Illinois may continue to enjoy market access but its penalties could worsen should less favorable market conditions arise and the state hasn’t acted to turn the fiscal tide. “A pension fix is the lynchpin,” Ciccarone said. “But the idea of a temporary tax is also being discredited by the numbers.”
Deputy budget director Abdon Pallasch said the projections underscore “that the pain gets more severe the longer we go without pension reform.” Asked whether Quinn would eventually push to make permanent or extend the tax hike, he would say only: “We continue to focus to pension reform.”
Stermer has said that given the likely legal challenge unions will mount to any pension reforms, the state would not incorporate potential annual contribution savings into its next few budgets, further adding to the pressure on the general fund. The governor must unveil his fiscal 2014 budget by Feb. 20, although he has asked the General Assembly to allow him to delay the budget until March 6.
Earlier this month, after lawmakers adjourned their veto session without adopting pension reform, Fitch put the state’s A rating assigned to $26.2 billion of GO debt on negative watch. The state’s pensions are just 40.4% funded. If downgraded, Illinois would join California at the A-minus level. Puerto Rico is rated BBB-plus. All other states are rated in the double-A category.
Lawmakers could not settle on a plan despite mounting pressure from Quinn, civic and business groups, and the public to chop the obligations. Various proposals would cut benefits, raise contribution rates and retirement age, and some support shifting the costs of suburban and downstate teacher pensions now paid by the state to local districts.
Moody’s Investors Service assigns a negative outlook to Illinois’ A2 general obligation rating as does Standard & Poor’s, which rates the state A.
Illinois will take competitive bids on $500 million of GOs on Jan. 30 in its first GO sale since last fall.
Public Resources Advisory Group is advising the state and Mayer Brown LLP and Burke Burns & Pinelli Ltd. are bond counsel on the 25-year bonds, according to state director of capital markets John Sinsheimer.
The rating agencies have not yet issued reports on the new sale, but state finance officials recently discussed the deal with analysts, Sinsheimer said. They also discussed the state’s new three-year budget projections.
Illinois won’t be conducting any special investor outreach or roadshow since it’s a competitive sale. “I think the banks understand the state’s strong general obligation pledge. The municipal calendar has been fairly light and so we would expect that the banks are seeking inventory for their desks and would hope that translates into attractive bids,” Sinsheimer said.

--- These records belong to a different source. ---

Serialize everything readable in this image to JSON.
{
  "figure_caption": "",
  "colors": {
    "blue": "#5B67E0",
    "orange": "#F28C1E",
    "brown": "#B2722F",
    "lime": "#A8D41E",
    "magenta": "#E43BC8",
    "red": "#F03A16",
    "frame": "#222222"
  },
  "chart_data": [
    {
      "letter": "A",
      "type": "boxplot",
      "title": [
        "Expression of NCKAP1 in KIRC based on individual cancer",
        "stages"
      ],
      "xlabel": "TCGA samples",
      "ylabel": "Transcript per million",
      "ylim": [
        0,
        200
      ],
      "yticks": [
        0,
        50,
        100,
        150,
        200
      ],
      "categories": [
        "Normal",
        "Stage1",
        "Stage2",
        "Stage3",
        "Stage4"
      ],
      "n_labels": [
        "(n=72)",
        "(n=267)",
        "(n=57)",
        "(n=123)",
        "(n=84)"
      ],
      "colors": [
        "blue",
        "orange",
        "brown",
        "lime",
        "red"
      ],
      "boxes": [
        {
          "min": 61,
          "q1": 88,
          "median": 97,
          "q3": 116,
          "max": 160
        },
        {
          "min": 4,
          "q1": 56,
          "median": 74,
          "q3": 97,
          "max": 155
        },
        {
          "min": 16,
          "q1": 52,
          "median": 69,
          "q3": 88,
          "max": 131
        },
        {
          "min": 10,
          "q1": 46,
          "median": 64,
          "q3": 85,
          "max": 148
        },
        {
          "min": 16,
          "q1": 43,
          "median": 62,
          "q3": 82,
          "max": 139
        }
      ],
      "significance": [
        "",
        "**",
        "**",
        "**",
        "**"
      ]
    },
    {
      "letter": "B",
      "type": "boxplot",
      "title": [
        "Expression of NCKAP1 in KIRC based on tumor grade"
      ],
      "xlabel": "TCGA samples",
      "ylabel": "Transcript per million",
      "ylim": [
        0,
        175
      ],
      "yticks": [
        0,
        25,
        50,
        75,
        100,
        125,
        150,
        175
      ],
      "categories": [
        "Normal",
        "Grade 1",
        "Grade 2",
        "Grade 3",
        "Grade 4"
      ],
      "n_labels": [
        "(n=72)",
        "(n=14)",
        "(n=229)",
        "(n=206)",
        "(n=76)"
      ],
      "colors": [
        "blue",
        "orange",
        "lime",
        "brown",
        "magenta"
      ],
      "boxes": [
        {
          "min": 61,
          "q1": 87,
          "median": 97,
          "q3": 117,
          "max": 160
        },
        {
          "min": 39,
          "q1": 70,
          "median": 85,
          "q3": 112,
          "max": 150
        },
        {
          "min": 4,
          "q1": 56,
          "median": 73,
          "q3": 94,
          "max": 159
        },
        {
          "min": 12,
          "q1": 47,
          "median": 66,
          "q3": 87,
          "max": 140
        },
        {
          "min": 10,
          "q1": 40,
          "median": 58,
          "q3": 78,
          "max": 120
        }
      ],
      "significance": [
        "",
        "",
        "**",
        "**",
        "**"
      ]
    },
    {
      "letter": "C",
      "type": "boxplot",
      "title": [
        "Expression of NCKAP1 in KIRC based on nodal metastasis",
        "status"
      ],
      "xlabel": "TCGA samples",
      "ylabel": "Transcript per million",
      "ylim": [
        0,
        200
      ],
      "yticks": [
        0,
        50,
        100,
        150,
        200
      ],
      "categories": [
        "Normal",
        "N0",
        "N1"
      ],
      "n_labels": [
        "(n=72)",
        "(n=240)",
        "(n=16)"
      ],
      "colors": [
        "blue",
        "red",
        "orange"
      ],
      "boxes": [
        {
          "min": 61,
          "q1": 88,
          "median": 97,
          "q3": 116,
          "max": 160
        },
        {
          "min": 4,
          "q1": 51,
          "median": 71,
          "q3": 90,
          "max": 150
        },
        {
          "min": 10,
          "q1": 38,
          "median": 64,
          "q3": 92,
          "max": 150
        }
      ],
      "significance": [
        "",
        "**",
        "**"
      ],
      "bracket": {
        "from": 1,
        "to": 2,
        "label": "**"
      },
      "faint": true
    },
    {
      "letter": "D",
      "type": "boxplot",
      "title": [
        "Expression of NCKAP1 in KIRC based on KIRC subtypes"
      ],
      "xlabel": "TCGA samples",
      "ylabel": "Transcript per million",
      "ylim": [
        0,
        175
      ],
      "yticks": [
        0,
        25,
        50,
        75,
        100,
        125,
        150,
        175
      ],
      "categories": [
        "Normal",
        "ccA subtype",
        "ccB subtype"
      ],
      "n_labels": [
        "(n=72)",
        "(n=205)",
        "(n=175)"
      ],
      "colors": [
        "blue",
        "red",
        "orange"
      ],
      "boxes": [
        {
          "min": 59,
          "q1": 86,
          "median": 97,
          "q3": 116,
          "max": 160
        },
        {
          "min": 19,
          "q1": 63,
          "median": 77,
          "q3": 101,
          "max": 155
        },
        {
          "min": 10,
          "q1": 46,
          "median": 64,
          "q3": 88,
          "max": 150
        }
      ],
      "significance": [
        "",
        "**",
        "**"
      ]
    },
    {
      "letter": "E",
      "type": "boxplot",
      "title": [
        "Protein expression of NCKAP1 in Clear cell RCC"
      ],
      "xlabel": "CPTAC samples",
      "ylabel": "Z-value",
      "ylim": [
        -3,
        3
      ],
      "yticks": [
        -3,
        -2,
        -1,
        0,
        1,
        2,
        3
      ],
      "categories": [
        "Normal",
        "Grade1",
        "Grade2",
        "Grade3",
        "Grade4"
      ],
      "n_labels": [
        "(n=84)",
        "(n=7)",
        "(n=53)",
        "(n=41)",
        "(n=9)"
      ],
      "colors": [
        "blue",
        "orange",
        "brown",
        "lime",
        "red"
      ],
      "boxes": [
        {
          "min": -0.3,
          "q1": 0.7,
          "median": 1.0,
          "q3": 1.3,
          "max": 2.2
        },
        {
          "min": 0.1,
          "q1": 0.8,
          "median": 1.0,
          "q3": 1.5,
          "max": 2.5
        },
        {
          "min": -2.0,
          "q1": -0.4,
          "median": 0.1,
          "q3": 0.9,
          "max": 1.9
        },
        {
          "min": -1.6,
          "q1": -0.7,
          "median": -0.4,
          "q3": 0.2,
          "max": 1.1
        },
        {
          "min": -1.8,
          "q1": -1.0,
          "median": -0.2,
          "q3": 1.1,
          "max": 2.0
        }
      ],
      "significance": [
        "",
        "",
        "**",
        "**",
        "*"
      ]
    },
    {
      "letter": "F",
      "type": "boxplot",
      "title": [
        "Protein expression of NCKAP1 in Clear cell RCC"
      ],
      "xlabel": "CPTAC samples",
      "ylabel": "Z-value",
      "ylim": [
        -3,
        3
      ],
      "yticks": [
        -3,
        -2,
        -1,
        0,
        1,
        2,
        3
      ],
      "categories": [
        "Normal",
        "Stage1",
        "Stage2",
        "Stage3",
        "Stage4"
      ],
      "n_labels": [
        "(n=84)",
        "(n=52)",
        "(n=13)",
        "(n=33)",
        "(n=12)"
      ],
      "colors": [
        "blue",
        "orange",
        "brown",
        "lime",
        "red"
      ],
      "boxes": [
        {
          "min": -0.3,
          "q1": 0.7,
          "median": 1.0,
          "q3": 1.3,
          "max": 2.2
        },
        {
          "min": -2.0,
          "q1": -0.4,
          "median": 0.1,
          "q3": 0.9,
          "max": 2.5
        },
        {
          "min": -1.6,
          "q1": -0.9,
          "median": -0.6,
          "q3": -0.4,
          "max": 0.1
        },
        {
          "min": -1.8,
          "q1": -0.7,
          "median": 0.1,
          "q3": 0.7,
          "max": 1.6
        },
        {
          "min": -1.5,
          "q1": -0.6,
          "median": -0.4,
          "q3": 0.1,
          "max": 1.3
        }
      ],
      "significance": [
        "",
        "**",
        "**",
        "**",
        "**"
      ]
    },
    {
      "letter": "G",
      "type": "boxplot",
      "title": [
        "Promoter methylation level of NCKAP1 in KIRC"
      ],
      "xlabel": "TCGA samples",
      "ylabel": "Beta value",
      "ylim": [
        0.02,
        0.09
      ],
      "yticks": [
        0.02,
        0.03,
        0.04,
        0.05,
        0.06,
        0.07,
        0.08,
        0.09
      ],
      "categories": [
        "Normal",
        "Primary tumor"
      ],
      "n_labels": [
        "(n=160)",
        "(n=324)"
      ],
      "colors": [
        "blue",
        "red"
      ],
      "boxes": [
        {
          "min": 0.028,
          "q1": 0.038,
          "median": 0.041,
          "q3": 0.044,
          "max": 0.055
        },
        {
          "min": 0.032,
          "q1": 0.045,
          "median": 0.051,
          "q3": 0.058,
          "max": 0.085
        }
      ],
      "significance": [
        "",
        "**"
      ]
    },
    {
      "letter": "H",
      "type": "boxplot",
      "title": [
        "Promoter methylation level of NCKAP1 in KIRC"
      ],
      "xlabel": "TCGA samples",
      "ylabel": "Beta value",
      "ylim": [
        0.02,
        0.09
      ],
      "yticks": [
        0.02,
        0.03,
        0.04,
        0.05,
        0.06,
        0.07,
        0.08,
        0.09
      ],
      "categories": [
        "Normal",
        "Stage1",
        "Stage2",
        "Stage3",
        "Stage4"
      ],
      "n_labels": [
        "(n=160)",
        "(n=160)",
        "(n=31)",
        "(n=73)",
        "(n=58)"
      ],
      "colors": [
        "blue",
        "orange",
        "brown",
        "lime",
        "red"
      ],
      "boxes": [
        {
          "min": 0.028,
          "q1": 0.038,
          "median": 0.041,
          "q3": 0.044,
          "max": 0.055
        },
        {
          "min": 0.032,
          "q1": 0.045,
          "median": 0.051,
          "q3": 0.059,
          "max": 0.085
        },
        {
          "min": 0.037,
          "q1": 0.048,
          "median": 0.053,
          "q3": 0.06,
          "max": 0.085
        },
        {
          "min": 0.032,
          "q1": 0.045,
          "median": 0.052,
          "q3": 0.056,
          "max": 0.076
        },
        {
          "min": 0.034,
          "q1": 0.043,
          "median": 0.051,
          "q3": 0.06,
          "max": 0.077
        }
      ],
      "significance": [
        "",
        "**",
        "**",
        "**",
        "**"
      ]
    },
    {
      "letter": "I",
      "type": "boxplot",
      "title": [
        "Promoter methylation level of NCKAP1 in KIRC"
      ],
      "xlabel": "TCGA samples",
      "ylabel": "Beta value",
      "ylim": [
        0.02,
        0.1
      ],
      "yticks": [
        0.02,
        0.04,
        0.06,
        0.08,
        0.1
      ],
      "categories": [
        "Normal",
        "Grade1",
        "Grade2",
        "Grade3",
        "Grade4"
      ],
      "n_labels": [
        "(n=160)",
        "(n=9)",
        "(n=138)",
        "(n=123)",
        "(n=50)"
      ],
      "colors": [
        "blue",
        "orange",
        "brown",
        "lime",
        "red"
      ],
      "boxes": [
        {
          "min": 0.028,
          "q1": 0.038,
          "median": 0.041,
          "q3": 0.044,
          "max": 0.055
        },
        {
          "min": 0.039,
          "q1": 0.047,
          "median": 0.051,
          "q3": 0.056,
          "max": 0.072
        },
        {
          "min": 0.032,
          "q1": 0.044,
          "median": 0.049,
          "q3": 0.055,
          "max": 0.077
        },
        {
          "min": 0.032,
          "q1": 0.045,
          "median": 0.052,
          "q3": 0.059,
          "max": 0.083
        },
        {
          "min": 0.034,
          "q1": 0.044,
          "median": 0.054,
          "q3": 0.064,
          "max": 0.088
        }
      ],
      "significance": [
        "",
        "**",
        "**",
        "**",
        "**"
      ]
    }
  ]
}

The state last sold GOs in a small $50 million competitive issue last September. While secondary trading prices provide an indication of the market’s perception of state paper, the new sale will provide a fresh data point for the state along with investors. “We will be looking closely at the results to gage where spreads come in to give us an idea of where we stand with the market,” Sinsheimer said.
In an April refunding, the state paid a yield 65 basis points over the triple-A MMD on its shortest maturity, while the final maturity in 2025 came in at 171 basis points over MMD.
The threat of further credit downgrades did “not shake our advice to add to state of Illinois positions for incremental income and safety,” Municipal Market Advisors said in its weekly outlook report issued last week. “State law well protects payments to bondholders, meaning the risk of payment default likely has not meaningfully changed despite the pension system’s troubles.”